Working alone on Christine's face, it took me about half an hour to complete all the layers and another 10-15 minutes to let the final plaster layer dry before it was lifted off the face.


2. Casting my face. I cleaned the mold with a fine brush and filled in pot holes and marks, including the nostril holes, using clay. I then lined the rest of the mold with a releasing agent (petroleum jelly). I slowly poured plaster mix into the mold, swirling the mold the whole time in order to distribute the coating. I wanted to add another layer of plaster mix so I made scratches on the first layer before the plaster hardened.


Once the plaster was set, I pulled away the mold, starting at the sides. I wanted to preserve it so I could do multiple castings, but I still had to cut the neck part in order to ease out the face cast slowly.

I did the first casting at night and left it to dry until morning. I was happy that it didn't have holes but I didn't like the rough finish caused by bandage marks. I sanded it with high grit sandpaper, which unfortunately also left line marks – so I used my fingers and smooth paper instead. I wanted to even out the surface some more so tried to add a layer of slip. I placed the work on a tray and poured a diluted mixture of plaster over it – bad idea! It gathered around the eyes and other deep areas of the face and took away details, so I hosed it down and decided at that point that the first casting was done. Was time to leave it alone.
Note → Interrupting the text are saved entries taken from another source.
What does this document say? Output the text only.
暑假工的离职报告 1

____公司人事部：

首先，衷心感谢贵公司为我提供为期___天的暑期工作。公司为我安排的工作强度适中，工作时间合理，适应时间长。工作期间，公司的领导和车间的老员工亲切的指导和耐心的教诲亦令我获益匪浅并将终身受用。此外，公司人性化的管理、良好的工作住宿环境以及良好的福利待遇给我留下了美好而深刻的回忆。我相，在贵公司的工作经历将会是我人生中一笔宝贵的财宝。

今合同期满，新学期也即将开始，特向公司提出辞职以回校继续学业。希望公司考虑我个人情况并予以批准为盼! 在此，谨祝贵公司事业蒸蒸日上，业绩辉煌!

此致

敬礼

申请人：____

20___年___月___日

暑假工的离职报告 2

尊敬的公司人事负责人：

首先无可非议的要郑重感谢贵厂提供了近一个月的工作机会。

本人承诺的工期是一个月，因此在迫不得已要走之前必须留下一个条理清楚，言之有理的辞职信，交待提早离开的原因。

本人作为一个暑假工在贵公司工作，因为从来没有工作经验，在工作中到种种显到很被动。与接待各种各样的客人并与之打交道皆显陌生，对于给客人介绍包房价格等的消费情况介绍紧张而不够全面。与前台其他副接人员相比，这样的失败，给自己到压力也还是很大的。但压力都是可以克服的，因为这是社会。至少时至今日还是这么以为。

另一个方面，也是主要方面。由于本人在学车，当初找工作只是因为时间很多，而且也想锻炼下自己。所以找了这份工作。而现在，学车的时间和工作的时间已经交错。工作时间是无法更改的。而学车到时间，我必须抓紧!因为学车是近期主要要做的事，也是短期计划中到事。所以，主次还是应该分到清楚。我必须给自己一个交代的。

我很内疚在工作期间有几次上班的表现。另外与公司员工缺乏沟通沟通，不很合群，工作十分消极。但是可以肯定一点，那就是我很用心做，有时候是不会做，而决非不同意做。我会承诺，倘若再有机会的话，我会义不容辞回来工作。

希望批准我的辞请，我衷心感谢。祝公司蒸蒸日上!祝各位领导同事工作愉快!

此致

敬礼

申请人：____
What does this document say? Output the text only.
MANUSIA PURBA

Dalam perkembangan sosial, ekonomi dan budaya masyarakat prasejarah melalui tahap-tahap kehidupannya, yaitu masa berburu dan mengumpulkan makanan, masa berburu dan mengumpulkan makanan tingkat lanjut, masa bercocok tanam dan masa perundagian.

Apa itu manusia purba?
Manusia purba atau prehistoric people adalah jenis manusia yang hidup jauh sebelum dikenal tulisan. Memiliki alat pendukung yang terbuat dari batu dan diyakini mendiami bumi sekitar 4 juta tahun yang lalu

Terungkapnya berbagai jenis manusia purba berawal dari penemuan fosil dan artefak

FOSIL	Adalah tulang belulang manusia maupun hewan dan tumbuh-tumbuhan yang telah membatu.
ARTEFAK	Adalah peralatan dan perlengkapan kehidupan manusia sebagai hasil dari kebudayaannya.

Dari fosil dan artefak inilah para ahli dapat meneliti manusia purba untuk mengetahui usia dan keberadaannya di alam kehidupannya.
I intended to compose the face in a sleeping position, so I looked for a block of wood to rest it on. I applied a layer of slip on the wood, which ended up looking like a white chocolate-covered block

of cake! The mold was also still alive, so I did a second casting, this time attaching a GI wire at the back so I could hang it.

Textual Documentation


From watching the demonstration, the molding process seemed simple enough to follow, and it was. Some classmates were worried about getting claustrophobia, but my main concern was getting allergies from the plaster. Was glad for no reactions, save for facial hairs getting pulled out with the mold (instant mud spa!). Casting was a bit trickier because I wanted to make multiple castings and defy the one-use feature of a waste mold. I should've put more plaster in the neck area – my first attempt was too thin and gave me no choice but to destroy the neck part of the mold.

Lessons learned: • • Reinforcing the mold with cheesecloth works! More cheesecloth layers would strengthen the mold and maybe allow for more castings. Future experiment: try making a papier mache mold based on the plaster mold, then seal with emulsion. Use this to create multiple casts, or even more molds.


CONCLUSION Working with three-dimensional forms has opened me up to the world of in-the-round – appreciating art from different viewpoints. This is a vital mindset to cultivate as an artist, even if one decides to pursue the path of flat or decorative art, because it reminds us to always think of the viewer or receiver of our art: they are varied and their interpretation of our art is always based on their context. Documentation and presentation are also vital lessons learned this first semester, and I hope to develop them as healthy habits in the creative process.